Closed mr-cloud closed 7 years ago
Although 1 core per worker is enough for the non-VNC version of Pong, for the VNC version you should provide 2 or more cores, depending on the speed. Try it with 2 workers on a 8-core machine and you should get good results. It might work with 4, depending on the machine.
I'm not sure what parameters you're using for NeonRace. Maybe just 2 workers on 2 cores?. Our README only claims something for 16 workers on 8 cores:
Getting 80% of the maximal score takes between 1 and 2 hours with 16 workers, and getting to 100% of the score takes about 12 hours. Also, flash games are run at 5fps by default, so it should be possible to productively use 16 workers on a machine with 8 (and possibly even 4) cores.

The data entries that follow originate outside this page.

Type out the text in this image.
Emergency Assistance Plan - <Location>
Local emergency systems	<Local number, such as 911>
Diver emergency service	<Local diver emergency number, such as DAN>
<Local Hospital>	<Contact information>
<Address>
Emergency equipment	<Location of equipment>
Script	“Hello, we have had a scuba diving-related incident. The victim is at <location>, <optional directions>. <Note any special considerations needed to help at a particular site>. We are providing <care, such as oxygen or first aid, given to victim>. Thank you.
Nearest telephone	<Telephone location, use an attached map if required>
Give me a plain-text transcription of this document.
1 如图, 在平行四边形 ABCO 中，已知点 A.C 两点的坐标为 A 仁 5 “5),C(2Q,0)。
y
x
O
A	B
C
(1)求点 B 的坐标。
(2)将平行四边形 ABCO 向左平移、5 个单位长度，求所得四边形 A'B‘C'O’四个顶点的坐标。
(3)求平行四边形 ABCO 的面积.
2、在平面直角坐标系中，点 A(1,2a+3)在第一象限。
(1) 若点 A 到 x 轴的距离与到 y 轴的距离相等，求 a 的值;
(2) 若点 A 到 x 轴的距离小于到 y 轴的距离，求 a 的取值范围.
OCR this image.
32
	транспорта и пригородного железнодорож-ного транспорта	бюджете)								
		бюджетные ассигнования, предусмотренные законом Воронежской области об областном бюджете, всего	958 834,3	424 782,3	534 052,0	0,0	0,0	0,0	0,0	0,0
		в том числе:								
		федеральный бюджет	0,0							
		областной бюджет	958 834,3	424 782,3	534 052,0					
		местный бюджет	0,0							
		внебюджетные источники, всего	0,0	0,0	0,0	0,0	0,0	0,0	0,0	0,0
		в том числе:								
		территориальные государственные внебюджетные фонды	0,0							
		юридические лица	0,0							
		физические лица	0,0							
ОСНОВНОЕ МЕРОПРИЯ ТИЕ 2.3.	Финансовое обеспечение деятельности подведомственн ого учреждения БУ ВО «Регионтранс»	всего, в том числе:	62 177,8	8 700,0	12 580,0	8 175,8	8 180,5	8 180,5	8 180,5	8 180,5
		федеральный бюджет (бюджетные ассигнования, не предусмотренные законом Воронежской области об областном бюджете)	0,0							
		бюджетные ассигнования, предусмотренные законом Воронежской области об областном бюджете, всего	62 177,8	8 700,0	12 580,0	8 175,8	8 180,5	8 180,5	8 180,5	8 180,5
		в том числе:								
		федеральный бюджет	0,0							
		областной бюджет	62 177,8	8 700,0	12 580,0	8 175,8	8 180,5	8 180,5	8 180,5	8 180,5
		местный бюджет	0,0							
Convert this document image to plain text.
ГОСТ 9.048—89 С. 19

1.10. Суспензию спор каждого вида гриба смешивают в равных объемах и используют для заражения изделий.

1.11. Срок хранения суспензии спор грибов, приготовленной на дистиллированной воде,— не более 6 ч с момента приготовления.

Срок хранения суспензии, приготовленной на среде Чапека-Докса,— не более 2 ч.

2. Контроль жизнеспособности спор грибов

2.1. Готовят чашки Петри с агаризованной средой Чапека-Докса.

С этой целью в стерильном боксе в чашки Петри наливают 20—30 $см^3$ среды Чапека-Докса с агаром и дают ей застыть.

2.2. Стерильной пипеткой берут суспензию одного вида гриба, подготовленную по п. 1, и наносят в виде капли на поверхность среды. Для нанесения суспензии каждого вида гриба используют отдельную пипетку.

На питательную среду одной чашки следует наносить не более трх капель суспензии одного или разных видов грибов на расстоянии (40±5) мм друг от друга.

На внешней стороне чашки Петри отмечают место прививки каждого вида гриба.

You should look at the htop tab of tmux and be sure it's not using more than about 80% of the CPU>
Hi, I have trained Pong again in 4 workers with 8 cores. And the agent is slightly better than before, but is not good enough as expected. The Tensorboard is depicted below.
Is my hardware environment not sufficient to train a full-score agent? Another question is we cannot assume definitely improved performance in cost of more time when training a reinforcement learning model? Thanks a lot. @tlbtlbtlb
The trend on reward is positive, so you might get close to full score after 20M steps.
It's hard to say if compute power is a factor. It depends on the machine, and what else is running on it. Look at reaction_time in the logs, if that's over 40 mS it will struggle to get good scores.
True, performance doesn't always increase with more training. Models can overfit and performance can drop.
According to the README file, I have built an environment with the remote mode in which I trained Pong game in parallel 2 workers for more than ten hours. But the results show that my agent only has tied in the game. The global statistics on tensorboard is depicted below. And the reaction_time is about 40ms.
I have also trained the AI as the demo said in README file for "noen race game" and the result is still not good, see figure below. And the reaction_time is about 80ms.
My training host is an Ubuntu 16.04 LTS VM with two cores. Why cannot I reach a goal as what the demo in README file did? And how can I debug or tune my agent? Any suggestion would be appreciated.